以前読んだ『マウンテンタウン』と同じく、アメリカの小さなまちをモチーフにしたシリーズの1冊。この絵本で描かれるのは、大陸の草原に開拓された「プレーリータウン(大平原の町)」。
うちの子どもは表紙を見てすぐに『マウンテンタウン』と同じシリーズの絵本だと気が付いたのですが、はじめは「このまちはマウンテンタウンの隣にあるんでしょ」と言ってました。「また青いクルマが描かれているのかあ」なんてことも(^^;)。で、山がまったく見あたらない表紙の絵で少し説明したら、「マウンテンタウン」とは違うことが分かったようです。
そして、本文のとびらのページをめくると一言、「うわあ!」。うちの子どものこの気持ち、私もまったく同感です。遠く地平線まで広大なプレーリーが広がり、青い空を雲が流れていきます。横長の紙面が生かされ、絵本のなかを風が吹き抜けていくかのよう。
少し先にページを進めると、今度はたくさんのトウモロコシの畑が描かれています。ここでうちの子どもは心から「いいなあ」。実はうちの子どもはトウモロコシが大好きなのです(^^;)。
『マウンテンタウン』と同じく、この絵本でも「プレーリータウン」の四季が非常に繊細に描き出されています。夏の日に遠くから雨が近づいてくる様子、夕日に照らされるお祭り、冬のブリザード、月明かりに青く照らされしんしんと冷えわたるまち……。本当にすばらしい銅版画です。
また、紙面には人びとの暮らしとまちの変化が一つ一つ大切に描き込まれています。久美さんのあとがきを読むと、最初読んだときはぜんぜん気が付かなかった描写がたくさんあることが分かりました。学校の校庭の遊び道具や貯水タンクのいたずら書き、子イヌたちの誕生などは、うちの子どもといっしょにあらためて探してみました。これも楽しい趣向です。まさに本文中の下記の文章の通りです。

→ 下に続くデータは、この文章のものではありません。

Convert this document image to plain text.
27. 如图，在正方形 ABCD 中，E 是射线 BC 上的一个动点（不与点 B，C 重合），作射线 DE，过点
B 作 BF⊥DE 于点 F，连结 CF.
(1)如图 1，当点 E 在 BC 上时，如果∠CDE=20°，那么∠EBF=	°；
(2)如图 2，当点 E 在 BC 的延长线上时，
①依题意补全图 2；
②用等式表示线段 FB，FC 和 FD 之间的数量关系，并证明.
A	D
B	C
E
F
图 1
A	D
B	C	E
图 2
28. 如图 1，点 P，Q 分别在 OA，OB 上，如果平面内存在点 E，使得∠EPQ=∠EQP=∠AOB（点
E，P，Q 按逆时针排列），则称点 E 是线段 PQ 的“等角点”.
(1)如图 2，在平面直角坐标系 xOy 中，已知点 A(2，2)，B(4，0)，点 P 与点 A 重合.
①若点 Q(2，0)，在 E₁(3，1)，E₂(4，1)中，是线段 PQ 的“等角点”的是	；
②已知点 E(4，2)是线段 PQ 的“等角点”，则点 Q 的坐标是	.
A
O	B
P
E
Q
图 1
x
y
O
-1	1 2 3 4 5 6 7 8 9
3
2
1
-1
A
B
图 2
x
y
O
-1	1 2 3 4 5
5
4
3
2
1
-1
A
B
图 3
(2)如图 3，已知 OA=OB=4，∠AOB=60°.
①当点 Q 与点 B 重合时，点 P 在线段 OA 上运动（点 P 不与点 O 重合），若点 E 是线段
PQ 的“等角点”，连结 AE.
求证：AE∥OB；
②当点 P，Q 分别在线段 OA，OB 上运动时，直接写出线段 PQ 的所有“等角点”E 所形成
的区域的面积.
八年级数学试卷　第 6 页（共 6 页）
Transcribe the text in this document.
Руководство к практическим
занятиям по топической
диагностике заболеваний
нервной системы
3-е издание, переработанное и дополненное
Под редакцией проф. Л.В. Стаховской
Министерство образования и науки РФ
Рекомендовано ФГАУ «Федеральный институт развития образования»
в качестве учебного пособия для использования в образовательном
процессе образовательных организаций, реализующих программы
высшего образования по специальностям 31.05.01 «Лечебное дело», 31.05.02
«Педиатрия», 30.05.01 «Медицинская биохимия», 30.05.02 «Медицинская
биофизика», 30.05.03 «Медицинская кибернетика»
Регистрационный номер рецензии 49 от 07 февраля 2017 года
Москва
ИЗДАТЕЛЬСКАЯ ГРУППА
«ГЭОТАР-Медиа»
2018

なんでもいつでも少しずつ変わっていくものです。いくつかの変化は、はっきりと目に見えます。あまり変わったように見えないものもあります。
変わっていかないようで変わっていく人びとの営み、それは紙面のなかでは小さく小さく描かれています。でも、このささやかな営みが本当にいとおしく思えてくる、そんな気がします。自然のなかで、まちに抱かれ、日々を過ごしていくこと、その一瞬、一瞬のかけがえのなさ。

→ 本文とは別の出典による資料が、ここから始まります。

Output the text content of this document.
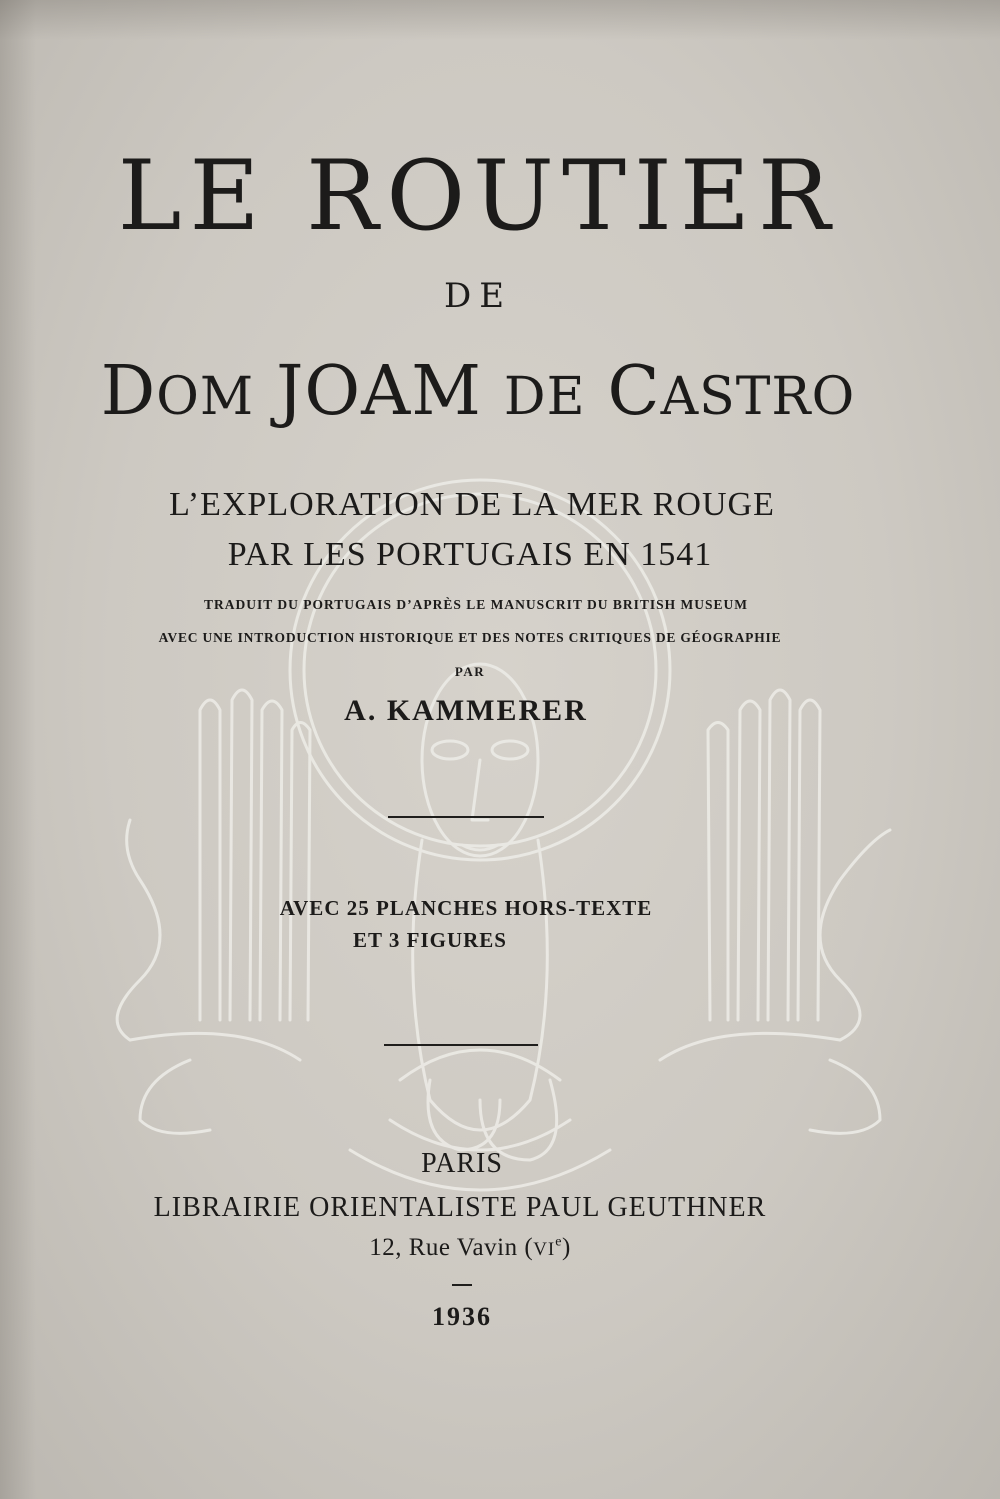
LE ROUTIER
DE
DOM JOAM DE CASTRO
L’EXPLORATION DE LA MER ROUGE
PAR LES PORTUGAIS EN 1541
TRADUIT DU PORTUGAIS D’APRÈS LE MANUSCRIT DU BRITISH MUSEUM
AVEC UNE INTRODUCTION HISTORIQUE ET DES NOTES CRITIQUES DE GÉOGRAPHIE
PAR
A. KAMMERER
AVEC 25 PLANCHES HORS-TEXTE
ET 3 FIGURES
PARIS
LIBRAIRIE ORIENTALISTE PAUL GEUTHNER
12, Rue Vavin (VIe)
1936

ところで、カバーには訳者の久美沙織さんの次のようなメッセージが記されていました。
鉄道が通るまえ、その地には、たくさんの野生生物やネイティブ・アメリカン(いわゆるインディアン)が暮らしていたはずです。開拓は、ある意味、彼らを追い出すことでした。そのことはけっして忘れてしまってはいけないと思います。
しかし、ここでは、どうか、素朴であたたかな暮らしぶりを味わってください。きっとあなたも安らぎや、懐かしさを覚えるでしょう。
久美さんが記されているとおり、歴史の事実は事実としてはっきりと認識する必要があると思います。とはいえ、その事実によってこの絵本のすばらさが減じられるものでもないと感じます。ささやかであってもかけがえのない人びとの日常、それは普遍的な意味を持っており、そこから逆に歴史の事実の重みもまたはっきりと理解できるように思いました。
原書の刊行は1998年。この絵本、おすすめです。